Cher directeur,
J'ai lu avec une certaine consternation de l'intervention de l'Européaire Ilaria Salis au Festival Alta Happiness à Val di Susa. À cette époque, il a exprimé des paroles d'affection et de soutien au mouvement No Tav, notoirement le protagoniste dans les années d'épisodes de violence, se heurte à la police, sabotage et assorti d'illégalité.
Je me demande, et je lui demande: mais un représentant des institutions européennes, qui devrait donner le bon exemple et défendre l'état de droit, peut se permettre de prendre parti du côté de l'illégalité militante, peut-être au nom d'un faux pacifisme et du ragant? N'aimez-vous pas le réalisateur, que Salis est encore un autre drapeau rouge agité contre la légalité?

Francesco Conti

Cher Francesco,
Vous m'écrivez indigné et moi, cette fois, je suis plus indigné que vous. Parce que l'affaire Salis n'est pas une provocation politique triviale, mais un paradoxe vivant. Un court-circuit institutionnel. Une insulte au bon sens. Parlons clairement: Ilaria Salis n'est pas seulement un Elywed européen élu dans le dernier souffle avec le gilet de sauvetage de l'immunité. C'est le symbole tragique et farfelu d'une idéologie qui a fait de l'illégalité une vertu et une délinquance un drapeau. N'oublions pas, parce que vous et moi avons de la mémoire, que cette dame a réussi à se rendre à Bruxelles malgré une accusation d'accusation en Hongrie. Au lieu de faire face au procès comme n'importe quel citoyen civil, il a préféré se réfugier au Parlement européen, faisant de sa propre incrimination un récit héroïque, de Che Guevara comme réduction.

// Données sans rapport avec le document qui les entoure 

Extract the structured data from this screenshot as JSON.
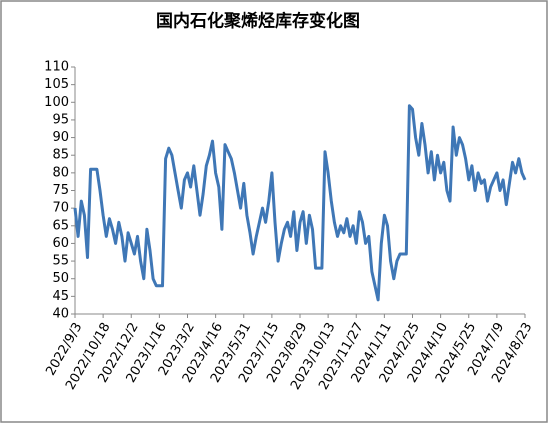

Mais le voici, fraîchement sorti du fauteuil, pas pour travailler pour les citoyens, mais pour se battre les mains à ceux qui jettent des pierres contre le Carabinieri. Parce que Salis applaudit le mouvement No Tav, pas la dissidence civile, mais la violente, criant et insultante. Celui du Molotov dans les bois. De la guérilla urbaine. Pourtant, il a le courage de se présenter comme « porte-parole des opprimés », car en réalité, c'est le témoignage des abus. Sponsor officiel de l'intolérance, d'une idéologie minoritaire, mais a crié, incapable de construire mais très bon à détruire.

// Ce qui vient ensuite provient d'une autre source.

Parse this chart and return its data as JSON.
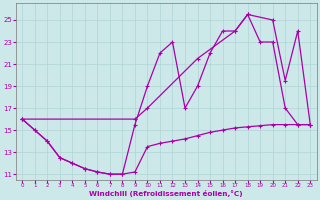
{
  "xlabel": "Windchill (Refroidissement éolien,°C)",
  "xlim": [
    -0.5,
    23.5
  ],
  "ylim": [
    10.5,
    26.5
  ],
  "xticks": [
    0,
    1,
    2,
    3,
    4,
    5,
    6,
    7,
    8,
    9,
    10,
    11,
    12,
    13,
    14,
    15,
    16,
    17,
    18,
    19,
    20,
    21,
    22,
    23
  ],
  "yticks": [
    11,
    13,
    15,
    17,
    19,
    21,
    23,
    25
  ],
  "bg_color": "#cde8e8",
  "line_color": "#aa00aa",
  "grid_color": "#b0d4d4",
  "line1_x": [
    0,
    1,
    2,
    3,
    4,
    5,
    6,
    7,
    8,
    9,
    10,
    11,
    12,
    13,
    14,
    15,
    16,
    17,
    18,
    19,
    20,
    21,
    22,
    23
  ],
  "line1_y": [
    16.0,
    15.0,
    14.0,
    12.5,
    12.0,
    11.5,
    11.2,
    11.0,
    11.0,
    11.2,
    13.5,
    13.8,
    14.0,
    14.2,
    14.5,
    14.8,
    15.0,
    15.2,
    15.3,
    15.4,
    15.5,
    15.5,
    15.5,
    15.5
  ],
  "line2_x": [
    0,
    1,
    2,
    3,
    4,
    5,
    6,
    7,
    8,
    9,
    10,
    11,
    12,
    13,
    14,
    15,
    16,
    17,
    18,
    19,
    20,
    21,
    22,
    23
  ],
  "line2_y": [
    16.0,
    15.0,
    14.0,
    12.5,
    12.0,
    11.5,
    11.2,
    11.0,
    11.0,
    15.5,
    19.0,
    22.0,
    23.0,
    17.0,
    19.0,
    22.0,
    24.0,
    24.0,
    25.5,
    23.0,
    23.0,
    17.0,
    15.5,
    15.5
  ],
  "line3_x": [
    0,
    9,
    10,
    14,
    17,
    18,
    20,
    21,
    22,
    23
  ],
  "line3_y": [
    16.0,
    16.0,
    17.0,
    21.5,
    24.0,
    25.5,
    25.0,
    19.5,
    24.0,
    15.5
  ]
}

Pas un mot sur les agents chargés de l'application des lois, sur la caserne attachée, sur les maisons occupées illégalement (qui semblent être l'union minimale de justice sociale pour elle). D'un autre côté, il nous dit que la prison devrait être surmontée. Certain. Parce que le seul modèle de civilisation d'une certaine gauche est la jungle. Où tout est autorisé, sauf pour défendre l'État. Salis ne veut pas améliorer la justice. Il veut le supprimer. Il ne propose pas de droits, propose l'anarchie. Son programme politique est un collage de slogans du centre social. Et le style avec lequel il se présente, les capuchons, l'arc-en-ciel et les drapeaux palestiniens, les coups de poing fermés, sont dignes de ceux qui croient que la révolution est une occupation abusive et la légalité une forme d'oppression bourgeoise.

Le problème n'est pas seulement que Salis est du mauvais côté. Le problème est qu'il ne sait même pas où est le bon.

Et la chose la plus inquiétante est que tout cela le fait à partir d'une institution, payé par les contribuables, qui ont utilisé comme bouclier pour éviter un processus, puis courir pour bénir les antagonistes habituels des centres sociaux. En fin de compte, Salis est l'incarnation parfaite d'une gauche qui déteste l'État mais qui en est un salaire, qui méprise les règles mais les utilise pour se protéger, qui demande la justice mais applaudir ceux qui le piétinent.

Je vous dis la vérité, cher Francesco: Salis ne devrait pas rester assis dans un Parlement, mais il devrait être remis en question

sur ses idées en dehors de la réalité. Ou peut-être avoir fait un voyage parmi les familles de la police blessées aux compagnons qu'elle est si Osanna.

Et puis il verrait que son fort bonheur semblerait être une triste farce.